In Oklahoma, a new law requires any woman seeking an abortion to first answer dozens of personal questions, including why she wants the procedure. That information, names omitted, would eventually be posted on a state Web site.
Those who support the measure say it will help them better understand why women are seeking abortions. Abortion rights advocates call the law intimidating and invasive, and this week, they are challenging it in court. Legal experts say the law is another test of how far states can go to regulate abortion.
A Necessary Law, Or Intolerable?
The survey in Oklahoma’s new abortion law includes some of the following questions: Would having a baby dramatically change a woman’s life, or interfere with her job or education? Is she unemployed, or unsure of a relationship with the father?
How can we counsel, how can we treat, how can we offer counseling to mothers to be that are choosing abortion, if we don’t have hard-core facts?
- Oklahoma state Sen. Todd Lamb
“This is not going in and getting a wart removed. This is a procedure that ends a human life,” says Oklahoma state Rep. Dan Sullivan. He says the law is valid and necessary.
“And because it’s a special procedure, we believe that it’s appropriate to be able to find out why these are going on and if there is something that we can do to change that,” Sullivan says.
But abortion rights activists call the law — and the survey — intolerable….
Forty-six states have laws that require clinics and hospitals to submit some kind of reports about the abortions they perform. But clinics in Oklahoma say this law is an invasion of privacy that goes far beyond abortion reporting requirements in any other state.

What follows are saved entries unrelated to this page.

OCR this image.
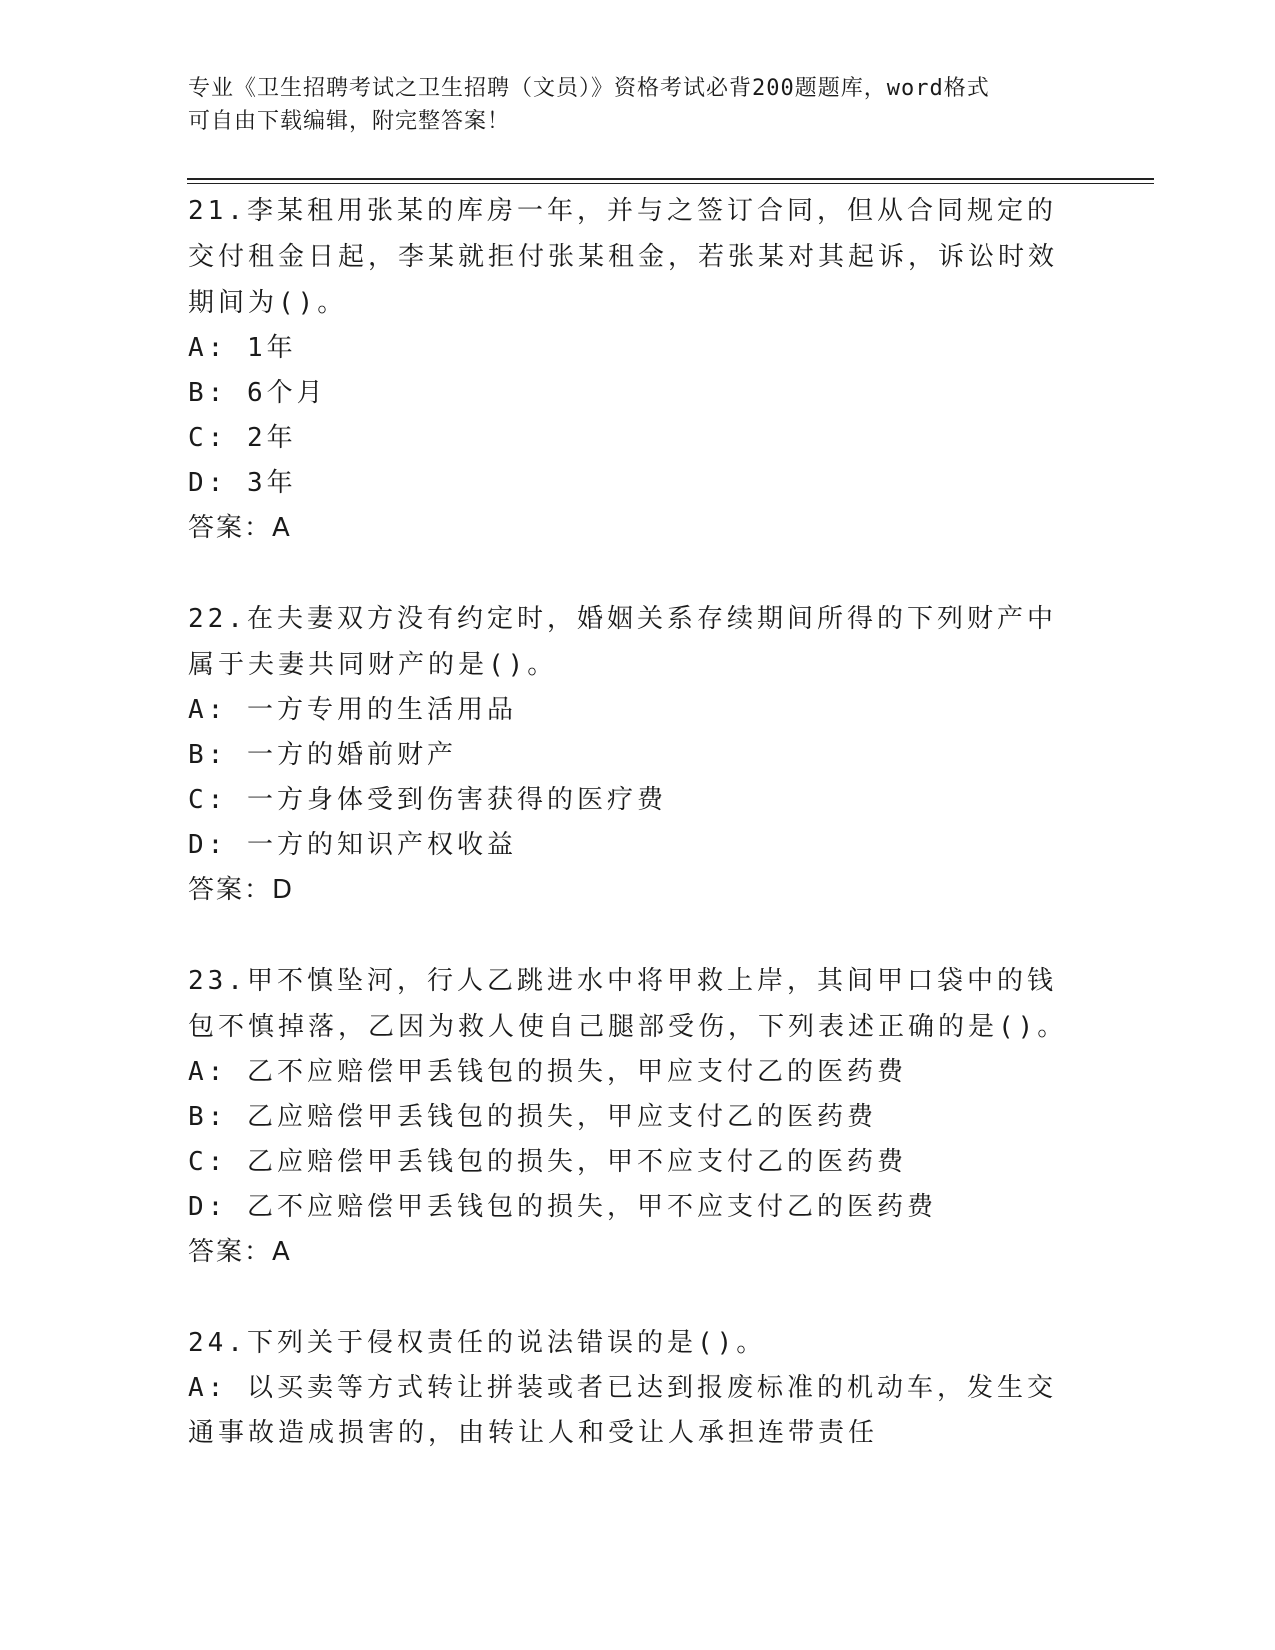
专业《卫生招聘考试之卫生招聘（文员）》资格考试必背200题题库，word格式
可自由下载编辑，附完整答案！
21.李某租用张某的库房一年，并与之签订合同，但从合同规定的交付租金日起，李某就拒付张某租金，若张某对其起诉，诉讼时效期间为()。
A: 1年
B: 6个月
C: 2年
D: 3年
答案：A
22.在夫妻双方没有约定时，婚姻关系存续期间所得的下列财产中属于夫妻共同财产的是()。
A: 一方专用的生活用品
B: 一方的婚前财产
C: 一方身体受到伤害获得的医疗费
D: 一方的知识产权收益
答案：D
23.甲不慎坠河，行人乙跳进水中将甲救上岸，其间甲口袋中的钱包不慎掉落，乙因为救人使自己腿部受伤，下列表述正确的是()。
A: 乙不应赔偿甲丢钱包的损失，甲应支付乙的医药费
B: 乙应赔偿甲丢钱包的损失，甲应支付乙的医药费
C: 乙应赔偿甲丢钱包的损失，甲不应支付乙的医药费
D: 乙不应赔偿甲丢钱包的损失，甲不应支付乙的医药费
答案：A
24.下列关于侵权责任的说法错误的是()。
A: 以买卖等方式转让拼装或者已达到报废标准的机动车，发生交通事故造成损害的，由转让人和受让人承担连带责任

Linda Meek, executive administrator of Reproductive Services in Tulsa, Okla., says it’s discouraging and intrusive to patients.
“If they want to reduce the number of abortions, then they need to concentrate on educating women about preventing unwanted pregnancies, educating them about emergency contraception, birth control — and making birth control more accessible,” Meek says.
Abortion rights groups also fear that women could be identified based on the information they provide, especially women who live in Oklahoma’s small rural communities.
How much should a woman be asked before she can have an abortion? Are any questions fair?